On sait de quoi et de qui relève cette culture de l'irrationnel quand l'égoïsme se dispute le beau rôle avec l'indolence et quand la mode est à la compromission. Des quintaux de milliards de dinars sont dispensés avec zèle et effronterie pour du béton voulu sacré, alors que le sacre de l'âme et de l'esprit se serait noblement contenté d'une petite parcelle dans le cœur de la sérieuse foi.

A quoi doit-on accorder la priorité ? A l'achat de deux ou trois boîtes de craie pour une école ou au renouvellement des tapis des salons des maîtres de céans ? S'interroger ainsi avec simplicité ne relève pas de calcul d'épicier. Et si la gestion épicière devait être la première leçon de bonne gouvernance, autant en faire un instrument efficace pour neutraliser les mauvais jouisseurs zélés qui badigeonnent à l'emporte-pièce le visage de l'Etat au lieu d'affermir ce que doit être sa stature, sa représentation et son bien-fondé.
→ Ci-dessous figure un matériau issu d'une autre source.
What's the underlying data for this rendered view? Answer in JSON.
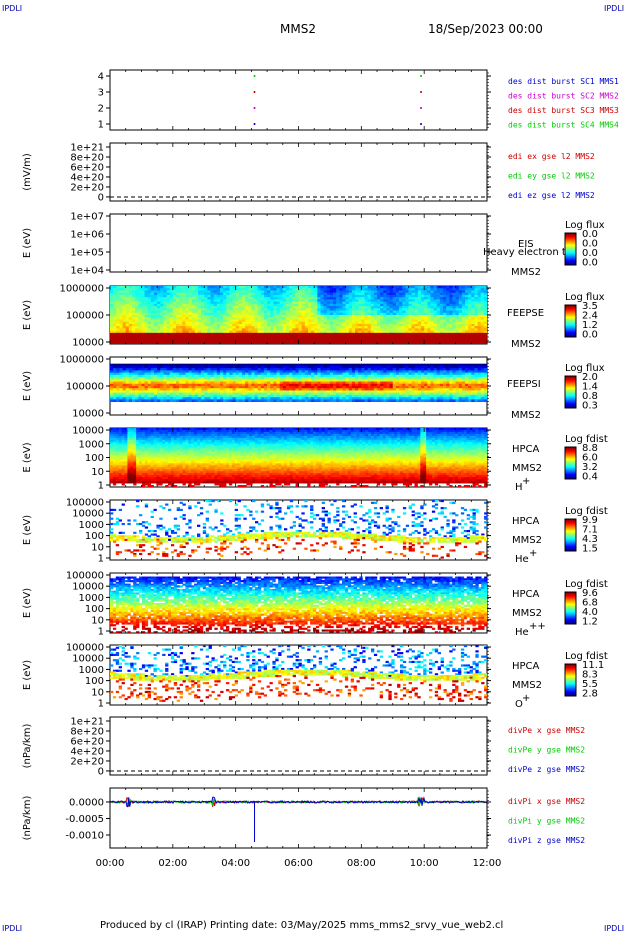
{
  "header": {
    "corner_left_top": "IPDLI",
    "corner_right_top": "IPDLI",
    "corner_left_bottom": "IPDLI",
    "corner_right_bottom": "IPDLI",
    "spacecraft": "MMS2",
    "datetime": "18/Sep/2023 00:00"
  },
  "footer": {
    "text": "Produced by cl (IRAP)   Printing date: 03/May/2025   mms_mms2_srvy_vue_web2.cl"
  },
  "colors": {
    "black": "#000000",
    "blue": "#0000cc",
    "magenta": "#cc00cc",
    "red": "#cc0000",
    "green": "#00cc00"
  },
  "chart_data": {
    "type": "multi-panel",
    "x_ticks": [
      "00:00",
      "02:00",
      "04:00",
      "06:00",
      "08:00",
      "10:00",
      "12:00"
    ],
    "x_range_hours": [
      0,
      12
    ],
    "panels": [
      {
        "id": "p1",
        "ylabel": "",
        "yticks": [
          "4",
          "3",
          "2",
          "1"
        ],
        "legend": [
          {
            "text": "des dist burst SC1 MMS1",
            "color": "#0000cc"
          },
          {
            "text": "des dist burst SC2 MMS2",
            "color": "#cc00cc"
          },
          {
            "text": "des dist burst SC3 MMS3",
            "color": "#cc0000"
          },
          {
            "text": "des dist burst SC4 MMS4",
            "color": "#00cc00"
          }
        ],
        "burst_times_hours": [
          4.6,
          9.9
        ]
      },
      {
        "id": "p2",
        "ylabel": "(mV/m)",
        "yticks": [
          "1e+21",
          "8e+20",
          "6e+20",
          "4e+20",
          "2e+20",
          "0"
        ],
        "legend": [
          {
            "text": "edi ex gse l2 MMS2",
            "color": "#cc0000"
          },
          {
            "text": "edi ey gse l2 MMS2",
            "color": "#00cc00"
          },
          {
            "text": "edi ez gse l2 MMS2",
            "color": "#0000cc"
          }
        ]
      },
      {
        "id": "p3",
        "ylabel": "E (eV)",
        "yticks": [
          "1e+07",
          "1e+06",
          "1e+05",
          "1e+04"
        ],
        "instrument": [
          "EIS",
          "MMS2"
        ],
        "overlay_text": "Heavy electron to",
        "cbar_title": "Log flux",
        "cbar_values": [
          "0.0",
          "0.0",
          "0.0",
          "0.0"
        ]
      },
      {
        "id": "p4",
        "ylabel": "E (eV)",
        "yticks": [
          "1000000",
          "100000",
          "10000"
        ],
        "instrument": [
          "FEEPSE",
          "MMS2"
        ],
        "cbar_title": "Log flux",
        "cbar_values": [
          "3.5",
          "2.4",
          "1.2",
          "0.0"
        ]
      },
      {
        "id": "p5",
        "ylabel": "E (eV)",
        "yticks": [
          "1000000",
          "100000",
          "10000"
        ],
        "instrument": [
          "FEEPSI",
          "MMS2"
        ],
        "cbar_title": "Log flux",
        "cbar_values": [
          "2.0",
          "1.4",
          "0.8",
          "0.3"
        ]
      },
      {
        "id": "p6",
        "ylabel": "E (eV)",
        "yticks": [
          "10000",
          "1000",
          "100",
          "10",
          "1"
        ],
        "instrument": [
          "HPCA",
          "MMS2",
          "H",
          "+"
        ],
        "cbar_title": "Log fdist",
        "cbar_values": [
          "8.8",
          "6.0",
          "3.2",
          "0.4"
        ]
      },
      {
        "id": "p7",
        "ylabel": "E (eV)",
        "yticks": [
          "100000",
          "10000",
          "1000",
          "100",
          "10",
          "1"
        ],
        "instrument": [
          "HPCA",
          "MMS2",
          "He",
          "+"
        ],
        "cbar_title": "Log fdist",
        "cbar_values": [
          "9.9",
          "7.1",
          "4.3",
          "1.5"
        ]
      },
      {
        "id": "p8",
        "ylabel": "E (eV)",
        "yticks": [
          "100000",
          "10000",
          "1000",
          "100",
          "10",
          "1"
        ],
        "instrument": [
          "HPCA",
          "MMS2",
          "He",
          "++"
        ],
        "cbar_title": "Log fdist",
        "cbar_values": [
          "9.6",
          "6.8",
          "4.0",
          "1.2"
        ]
      },
      {
        "id": "p9",
        "ylabel": "E (eV)",
        "yticks": [
          "100000",
          "10000",
          "1000",
          "100",
          "10",
          "1"
        ],
        "instrument": [
          "HPCA",
          "MMS2",
          "O",
          "+"
        ],
        "cbar_title": "Log fdist",
        "cbar_values": [
          "11.1",
          "8.3",
          "5.5",
          "2.8"
        ]
      },
      {
        "id": "p10",
        "ylabel": "(nPa/km)",
        "yticks": [
          "1e+21",
          "8e+20",
          "6e+20",
          "4e+20",
          "2e+20",
          "0"
        ],
        "legend": [
          {
            "text": "divPe x gse MMS2",
            "color": "#cc0000"
          },
          {
            "text": "divPe y gse MMS2",
            "color": "#00cc00"
          },
          {
            "text": "divPe z gse MMS2",
            "color": "#0000cc"
          }
        ]
      },
      {
        "id": "p11",
        "ylabel": "(nPa/km)",
        "yticks": [
          "0.0000",
          "-0.0005",
          "-0.0010"
        ],
        "legend": [
          {
            "text": "divPi x gse MMS2",
            "color": "#cc0000"
          },
          {
            "text": "divPi y gse MMS2",
            "color": "#00cc00"
          },
          {
            "text": "divPi z gse MMS2",
            "color": "#0000cc"
          }
        ]
      }
    ]
  }
}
L'Etat est bien au bout de la craie de l'écolier et au cœur des jerricanes d'eau de Javel des hôpitaux et une nation solide et structurée est à l'opposé des farandoles orchestrées pour soigner les prestiges particuliers.

C'est à l'école, à l'hôpital et de toutes les préoccupations citoyennes quotidiennes que cogite en profondeur la vraie raison d'Etat.

L'indépendance dignement assumée d'un pays n'est pas dans le bruit vague du claquement au vent des emblèmes mais dans le soupir profond et revigorant qu'il procure.